Uma equipe internacional de paleontólogos identificou marcas ósseas em crânios de espinossaurídeos que representam a primeira evidência de glândulas especializadas na eliminação de sal em dinossauros. A descoberta, liderada pela pesquisadora Andrea Cau, do OPHIS Museum of Palaeontology and Center of Herpetology, amplia a compreensão sobre a relação desses predadores pré-históricos com ecossistemas aquáticos e costeiros.
Os resultados do estudo foram publicados no periódico científico Historical Biology. A investigação concentrou-se em depressões e canais presentes nos fósseis, comparando-os com estruturas anatômicas de aves marinhas e iguanas-marinhas atuais que possuem sistemas de filtragem de sódio.
Segundo reportagem do Olhar Digital, os indícios mais significativos foram localizados acima da região ocular em espécies mais derivadas do grupo.
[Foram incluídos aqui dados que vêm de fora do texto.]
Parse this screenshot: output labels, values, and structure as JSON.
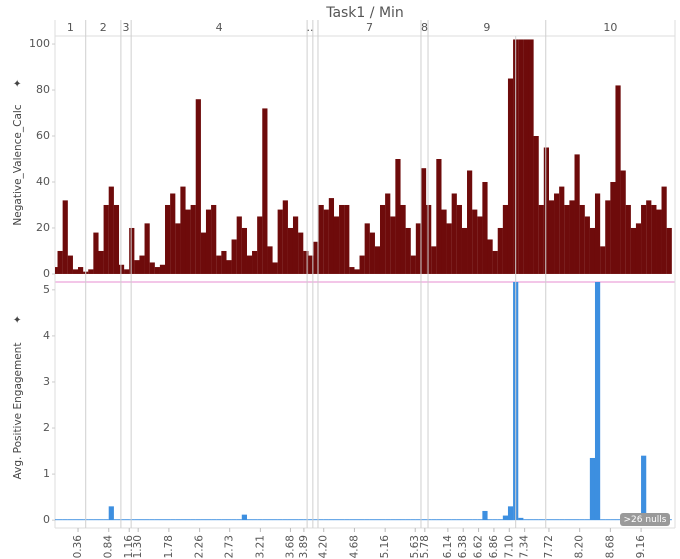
{
  "chart_data": {
    "type": "bar",
    "title": "Task1 / Min",
    "partitions": [
      {
        "label": "1",
        "start": 0,
        "end": 0.48
      },
      {
        "label": "2",
        "start": 0.48,
        "end": 1.03
      },
      {
        "label": "3",
        "start": 1.03,
        "end": 1.19
      },
      {
        "label": "4",
        "start": 1.19,
        "end": 3.94
      },
      {
        "label": "..",
        "start": 3.94,
        "end": 4.03
      },
      {
        "label": null,
        "start": 4.03,
        "end": 4.11
      },
      {
        "label": "7",
        "start": 4.11,
        "end": 5.72
      },
      {
        "label": "8",
        "start": 5.72,
        "end": 5.83
      },
      {
        "label": "9",
        "start": 5.83,
        "end": 7.67
      },
      {
        "label": "10",
        "start": 7.67,
        "end": 9.69
      }
    ],
    "reference_lines": [
      7.2
    ],
    "xlim": [
      0,
      9.69
    ],
    "xticks": [
      0.36,
      0.84,
      1.16,
      {
        "value": 1.3,
        "label": "1.30"
      },
      1.78,
      2.26,
      2.73,
      3.21,
      3.68,
      3.89,
      {
        "value": 4.2,
        "label": "4.20"
      },
      4.68,
      5.16,
      5.63,
      5.78,
      6.14,
      6.38,
      6.62,
      6.86,
      {
        "value": 7.1,
        "label": "7.10"
      },
      7.34,
      7.72,
      {
        "value": 8.2,
        "label": "8.20"
      },
      8.68,
      9.16
    ],
    "x": [
      0,
      0.08,
      0.16,
      0.24,
      0.32,
      0.4,
      0.48,
      0.56,
      0.64,
      0.72,
      0.8,
      0.88,
      0.96,
      1.04,
      1.12,
      1.2,
      1.28,
      1.36,
      1.44,
      1.52,
      1.6,
      1.68,
      1.76,
      1.84,
      1.92,
      2,
      2.08,
      2.16,
      2.24,
      2.32,
      2.4,
      2.48,
      2.56,
      2.64,
      2.72,
      2.8,
      2.88,
      2.96,
      3.04,
      3.12,
      3.2,
      3.28,
      3.36,
      3.44,
      3.52,
      3.6,
      3.68,
      3.76,
      3.84,
      3.92,
      4,
      4.08,
      4.16,
      4.24,
      4.32,
      4.4,
      4.48,
      4.56,
      4.64,
      4.72,
      4.8,
      4.88,
      4.96,
      5.04,
      5.12,
      5.2,
      5.28,
      5.36,
      5.44,
      5.52,
      5.6,
      5.68,
      5.76,
      5.84,
      5.92,
      6,
      6.08,
      6.16,
      6.24,
      6.32,
      6.4,
      6.48,
      6.56,
      6.64,
      6.72,
      6.8,
      6.88,
      6.96,
      7.04,
      7.12,
      7.2,
      7.28,
      7.36,
      7.44,
      7.52,
      7.6,
      7.68,
      7.76,
      7.84,
      7.92,
      8,
      8.08,
      8.16,
      8.24,
      8.32,
      8.4,
      8.48,
      8.56,
      8.64,
      8.72,
      8.8,
      8.88,
      8.96,
      9.04,
      9.12,
      9.2,
      9.28,
      9.36,
      9.44,
      9.52,
      9.6
    ],
    "panels": [
      {
        "name": "Negative_Valence_Calc",
        "color": "#6e0b0b",
        "ylim": [
          -3.5,
          103.5
        ],
        "yticks": [
          0,
          20,
          40,
          60,
          80,
          100
        ],
        "values": [
          3,
          10,
          32,
          8,
          2,
          3,
          1,
          2,
          18,
          10,
          30,
          38,
          30,
          4,
          2,
          20,
          6,
          8,
          22,
          5,
          3,
          4,
          30,
          35,
          22,
          38,
          28,
          30,
          76,
          18,
          28,
          30,
          8,
          10,
          6,
          15,
          25,
          20,
          8,
          10,
          25,
          72,
          12,
          5,
          28,
          32,
          20,
          25,
          18,
          10,
          8,
          14,
          30,
          28,
          33,
          25,
          30,
          30,
          3,
          2,
          8,
          22,
          18,
          12,
          30,
          35,
          25,
          50,
          30,
          20,
          8,
          22,
          46,
          30,
          12,
          50,
          28,
          22,
          35,
          30,
          20,
          45,
          28,
          25,
          40,
          15,
          10,
          20,
          30,
          85,
          102,
          102,
          102,
          102,
          60,
          30,
          55,
          32,
          35,
          38,
          30,
          32,
          52,
          30,
          25,
          20,
          35,
          12,
          32,
          40,
          82,
          45,
          30,
          20,
          22,
          30,
          32,
          30,
          28,
          38,
          20
        ]
      },
      {
        "name": "Avg. Positive Engagement",
        "color": "#3d8fe0",
        "ylim": [
          -0.17,
          5.17
        ],
        "yticks": [
          0,
          1,
          2,
          3,
          4,
          5
        ],
        "values": [
          0.02,
          0.02,
          0.02,
          0.02,
          0.02,
          0.02,
          0.02,
          0.02,
          0.02,
          0.02,
          0.02,
          0.3,
          0.02,
          0.02,
          0.02,
          0.02,
          0.02,
          0.02,
          0.02,
          0.02,
          0.02,
          0.02,
          0.02,
          0.02,
          0.02,
          0.02,
          0.02,
          0.02,
          0.02,
          0.02,
          0.02,
          0.02,
          0.02,
          0.02,
          0.02,
          0.02,
          0.02,
          0.12,
          0.02,
          0.02,
          0.02,
          0.02,
          0.02,
          0.02,
          0.02,
          0.02,
          0.02,
          0.02,
          0.02,
          0.02,
          0.02,
          0.02,
          0.02,
          0.02,
          0.02,
          0.02,
          0.02,
          0.02,
          0.02,
          0.02,
          0.02,
          0.02,
          0.02,
          0.02,
          0.02,
          0.02,
          0.02,
          0.02,
          0.02,
          0.02,
          0.02,
          0.02,
          0.02,
          0.02,
          0.02,
          0.02,
          0.02,
          0.02,
          0.02,
          0.02,
          0.02,
          0.02,
          0.02,
          0.02,
          0.2,
          0.02,
          0.02,
          0.02,
          0.1,
          0.3,
          5.2,
          0.05,
          0.02,
          0.02,
          0.02,
          0.02,
          0.02,
          0.02,
          0.02,
          0.02,
          0.02,
          0.02,
          0.02,
          0.02,
          0.02,
          1.35,
          5.2,
          0.02,
          0.02,
          0.02,
          0.02,
          0.02,
          0.02,
          0.02,
          0.02,
          1.4,
          0.02,
          0.02,
          0.02,
          0.02,
          0.02
        ],
        "null_indicator": ">26 nulls"
      }
    ]
  }
}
Essa configuração sugere a presença de uma glândula conectada às narinas por um ducto excretor, padrão semelhante ao encontrado em aves adaptadas à vida marinha.
Andrea Cau destacou a relevância da descoberta para a paleontologia, campo no qual inferências fisiológicas são extraordinariamente raras. Nossa descoberta é uma oportunidade rara de conectar aspectos da fisiologia e da ecologia de um dinossauro extinto, afirmou a pesquisadora. Normalmente, os fósseis de dinossauros preservam apenas informações relacionadas à locomoção ou à dieta, deixando poucos vestígios de processos biológicos internos. As estruturas observadas agora oferecem uma janela inédita para compreender como esses animais lidavam com o desafio do excesso de sal na corrente sanguínea.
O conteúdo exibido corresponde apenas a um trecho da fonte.